De nombreux infographistes ont peu à peu goûté à la créa et ont été à même — non pas de proposer des pistes graphiques, qui restait globalement le coeur de métier des DA — mais de travailler directement dans XPress ou InDesign pour « faire » une affiche, mettre en page un magazine ou proposer un logo. Le rôle du DA (quand il y en avait un) était plutôt axé relation-client (boire un coup avec les donneurs d’ordre) et benchmarking (lecture de la presse spécialisée devant la machine à café) ^__^v

Cette brève histoire de la PAO montre bien qu’il y a eu factorisation des métiers de la chaine graphique. Bien sûr le simple exé existe toujours, mais pour être embauché il doit en savoir bien plus qu’aux débuts héroïques.

Il se passe la même histoire avec les métiers du web.  Au début, le métier de webmaster consistait grosso modo à intégrer les contenus envoyés par les clients (les back-office coûtaient cher et les CMS n’existaient pas encore), à ajouter de nouvelles pages, à maintenir et optimiser le site pour continuer à satisfaire les visiteurs toujours plus nombreux.

Une partie des webmasters se sont spécialisés dans les langages HTML, CSS et Javascript et son devenus des intégrateurs web ou des développeurs front-end. Ceux qui avaient une sensibilité artistique sont devenus des webdesigners.

Parallèlement à cela, une grande partie des graphistes traditionnels ont de plus en plus travaillé pour le web en fournissant des fichiers .psd à découper. Certains ont finit par ne faire que du webdesign et sont de fait devenus des… webdesigners sans toutefois posséder la culture technique des anciens webmasters. Comme les DA évoqués plus haut qui ignoraient tout ou presque des contraintes pré-presse.

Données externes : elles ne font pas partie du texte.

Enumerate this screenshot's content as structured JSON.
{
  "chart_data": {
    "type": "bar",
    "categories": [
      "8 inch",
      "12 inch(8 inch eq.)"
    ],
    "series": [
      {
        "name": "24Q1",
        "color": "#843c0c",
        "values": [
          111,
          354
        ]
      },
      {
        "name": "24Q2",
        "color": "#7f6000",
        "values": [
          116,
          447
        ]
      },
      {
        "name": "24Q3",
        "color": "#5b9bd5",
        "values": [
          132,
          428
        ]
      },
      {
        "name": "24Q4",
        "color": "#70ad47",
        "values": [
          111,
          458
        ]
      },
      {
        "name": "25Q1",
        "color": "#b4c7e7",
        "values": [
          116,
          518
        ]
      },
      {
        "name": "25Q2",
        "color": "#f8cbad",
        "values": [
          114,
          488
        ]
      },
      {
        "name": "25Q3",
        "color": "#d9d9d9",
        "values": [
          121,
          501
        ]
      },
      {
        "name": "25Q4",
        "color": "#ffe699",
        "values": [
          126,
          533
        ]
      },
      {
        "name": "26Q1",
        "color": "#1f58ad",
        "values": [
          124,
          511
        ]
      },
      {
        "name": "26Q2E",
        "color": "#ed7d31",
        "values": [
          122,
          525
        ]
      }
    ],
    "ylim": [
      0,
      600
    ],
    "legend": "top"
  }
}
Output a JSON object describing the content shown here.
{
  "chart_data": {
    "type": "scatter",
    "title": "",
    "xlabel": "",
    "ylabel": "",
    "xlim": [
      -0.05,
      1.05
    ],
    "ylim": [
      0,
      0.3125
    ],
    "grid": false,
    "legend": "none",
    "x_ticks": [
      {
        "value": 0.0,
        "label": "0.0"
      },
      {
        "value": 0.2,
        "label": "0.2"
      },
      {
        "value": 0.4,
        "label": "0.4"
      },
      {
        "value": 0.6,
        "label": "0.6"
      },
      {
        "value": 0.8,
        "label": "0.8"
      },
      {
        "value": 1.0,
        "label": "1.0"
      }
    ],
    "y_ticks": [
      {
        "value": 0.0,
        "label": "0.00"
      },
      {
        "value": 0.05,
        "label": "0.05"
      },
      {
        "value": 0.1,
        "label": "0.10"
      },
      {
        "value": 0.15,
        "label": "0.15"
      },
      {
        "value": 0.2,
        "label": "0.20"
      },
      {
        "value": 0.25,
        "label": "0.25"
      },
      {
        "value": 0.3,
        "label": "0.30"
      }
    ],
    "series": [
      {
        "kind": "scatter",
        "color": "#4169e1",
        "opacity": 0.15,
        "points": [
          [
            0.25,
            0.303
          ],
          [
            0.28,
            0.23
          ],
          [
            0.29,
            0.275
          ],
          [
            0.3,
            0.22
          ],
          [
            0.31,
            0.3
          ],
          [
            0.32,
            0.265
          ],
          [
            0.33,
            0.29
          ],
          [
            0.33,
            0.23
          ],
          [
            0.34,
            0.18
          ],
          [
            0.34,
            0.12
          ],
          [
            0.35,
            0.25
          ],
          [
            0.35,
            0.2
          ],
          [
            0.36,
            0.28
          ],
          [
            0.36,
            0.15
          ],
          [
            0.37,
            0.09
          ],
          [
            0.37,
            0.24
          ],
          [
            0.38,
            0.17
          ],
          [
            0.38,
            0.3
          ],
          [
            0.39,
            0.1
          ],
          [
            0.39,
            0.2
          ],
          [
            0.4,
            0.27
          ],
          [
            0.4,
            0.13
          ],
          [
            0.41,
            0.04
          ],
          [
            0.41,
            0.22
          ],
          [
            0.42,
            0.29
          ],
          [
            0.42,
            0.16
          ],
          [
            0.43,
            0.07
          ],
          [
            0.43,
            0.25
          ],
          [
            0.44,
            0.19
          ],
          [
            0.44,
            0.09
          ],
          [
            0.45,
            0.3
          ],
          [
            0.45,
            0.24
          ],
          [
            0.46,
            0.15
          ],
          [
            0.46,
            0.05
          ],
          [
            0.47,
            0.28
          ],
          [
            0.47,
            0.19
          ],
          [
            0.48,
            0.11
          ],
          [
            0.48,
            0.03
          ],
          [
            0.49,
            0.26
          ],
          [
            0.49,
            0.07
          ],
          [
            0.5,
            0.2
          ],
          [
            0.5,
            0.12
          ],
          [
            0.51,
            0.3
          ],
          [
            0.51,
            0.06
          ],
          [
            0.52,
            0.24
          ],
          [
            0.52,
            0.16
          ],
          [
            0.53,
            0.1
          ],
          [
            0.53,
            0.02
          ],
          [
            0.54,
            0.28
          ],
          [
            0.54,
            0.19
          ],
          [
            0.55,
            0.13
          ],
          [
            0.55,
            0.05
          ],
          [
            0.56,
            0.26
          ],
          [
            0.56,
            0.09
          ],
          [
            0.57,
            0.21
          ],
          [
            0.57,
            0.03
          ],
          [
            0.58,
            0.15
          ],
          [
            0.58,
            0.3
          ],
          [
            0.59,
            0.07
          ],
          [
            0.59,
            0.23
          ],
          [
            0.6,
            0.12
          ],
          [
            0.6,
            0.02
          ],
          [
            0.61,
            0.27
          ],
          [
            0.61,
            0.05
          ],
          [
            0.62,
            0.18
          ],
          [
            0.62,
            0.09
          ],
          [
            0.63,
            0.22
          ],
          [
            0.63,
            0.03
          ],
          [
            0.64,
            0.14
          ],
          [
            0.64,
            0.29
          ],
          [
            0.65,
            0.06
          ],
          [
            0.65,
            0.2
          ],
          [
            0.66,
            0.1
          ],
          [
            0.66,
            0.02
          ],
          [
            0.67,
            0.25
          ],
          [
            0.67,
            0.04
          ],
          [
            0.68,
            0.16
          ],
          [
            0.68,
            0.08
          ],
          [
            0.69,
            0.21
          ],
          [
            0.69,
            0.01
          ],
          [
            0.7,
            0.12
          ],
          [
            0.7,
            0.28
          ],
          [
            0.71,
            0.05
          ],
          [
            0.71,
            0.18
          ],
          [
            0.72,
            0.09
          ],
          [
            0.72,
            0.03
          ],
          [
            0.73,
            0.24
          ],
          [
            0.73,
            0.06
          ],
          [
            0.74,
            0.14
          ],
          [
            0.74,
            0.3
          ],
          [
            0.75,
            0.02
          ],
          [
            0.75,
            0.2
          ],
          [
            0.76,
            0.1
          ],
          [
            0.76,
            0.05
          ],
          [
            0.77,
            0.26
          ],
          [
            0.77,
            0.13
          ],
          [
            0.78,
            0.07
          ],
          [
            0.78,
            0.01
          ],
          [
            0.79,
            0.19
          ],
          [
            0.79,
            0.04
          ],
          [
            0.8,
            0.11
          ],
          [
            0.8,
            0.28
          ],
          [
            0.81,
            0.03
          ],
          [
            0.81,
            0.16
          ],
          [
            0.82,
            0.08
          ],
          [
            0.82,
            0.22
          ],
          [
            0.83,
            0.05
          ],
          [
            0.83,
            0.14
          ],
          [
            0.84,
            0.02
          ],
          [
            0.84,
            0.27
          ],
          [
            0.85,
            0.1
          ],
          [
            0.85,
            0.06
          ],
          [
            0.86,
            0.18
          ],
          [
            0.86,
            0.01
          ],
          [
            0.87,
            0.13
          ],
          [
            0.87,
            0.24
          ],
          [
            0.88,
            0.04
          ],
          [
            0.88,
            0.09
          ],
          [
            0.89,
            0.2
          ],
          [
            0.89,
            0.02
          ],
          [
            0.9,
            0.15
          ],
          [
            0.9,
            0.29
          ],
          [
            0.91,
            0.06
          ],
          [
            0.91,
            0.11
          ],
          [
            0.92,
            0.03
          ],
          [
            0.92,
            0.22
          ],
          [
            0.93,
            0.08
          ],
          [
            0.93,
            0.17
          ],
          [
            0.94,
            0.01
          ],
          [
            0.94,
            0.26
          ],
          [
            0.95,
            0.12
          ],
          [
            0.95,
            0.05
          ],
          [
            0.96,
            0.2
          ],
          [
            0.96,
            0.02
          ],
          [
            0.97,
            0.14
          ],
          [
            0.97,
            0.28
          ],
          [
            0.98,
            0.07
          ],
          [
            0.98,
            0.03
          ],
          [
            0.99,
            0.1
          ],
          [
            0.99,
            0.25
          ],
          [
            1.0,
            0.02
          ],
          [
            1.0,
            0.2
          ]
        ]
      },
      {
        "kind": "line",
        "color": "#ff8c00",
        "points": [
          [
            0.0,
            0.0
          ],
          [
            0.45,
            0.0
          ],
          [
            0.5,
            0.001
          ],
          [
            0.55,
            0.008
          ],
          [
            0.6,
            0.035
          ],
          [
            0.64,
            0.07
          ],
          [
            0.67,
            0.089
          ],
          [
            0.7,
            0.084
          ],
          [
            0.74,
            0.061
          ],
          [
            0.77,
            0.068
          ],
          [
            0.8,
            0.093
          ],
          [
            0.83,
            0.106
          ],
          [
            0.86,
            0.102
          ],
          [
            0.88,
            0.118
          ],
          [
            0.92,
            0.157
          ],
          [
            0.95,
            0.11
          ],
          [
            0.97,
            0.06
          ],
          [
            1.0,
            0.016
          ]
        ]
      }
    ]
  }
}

Vous me voyez venir : la factorisation qui a eu lieu dans les métiers de la chaine graphique n’a aucune raison d’être épargnée aux métiers du web. Elle est même plus féroce dans la mesure où l’intégrateur HTML et CSS doit de plus en plus devenir un développeur web front-end en ajoutant Javascript à son arc. Voire même maitriser un langage côté serveur comme PHP ou faire de l’administration serveur en jonglant avec plusieurs kernels à la fois ! Parti de webmaster, le travailleur du web tend à redevenir un homme ou une femme à tout faire.

Quant aux webdesigners « graphistes », une partie d’entre eux semble regretter le temps où le format A4 était roi et n’obligeait pas le lecteur à faire défiler la page 😉 Tiens, ça me rappelle Deux mots sur le graphisme, le design et l’ergonomie des sites web que j’ai écris il n’y a pas si longtemps.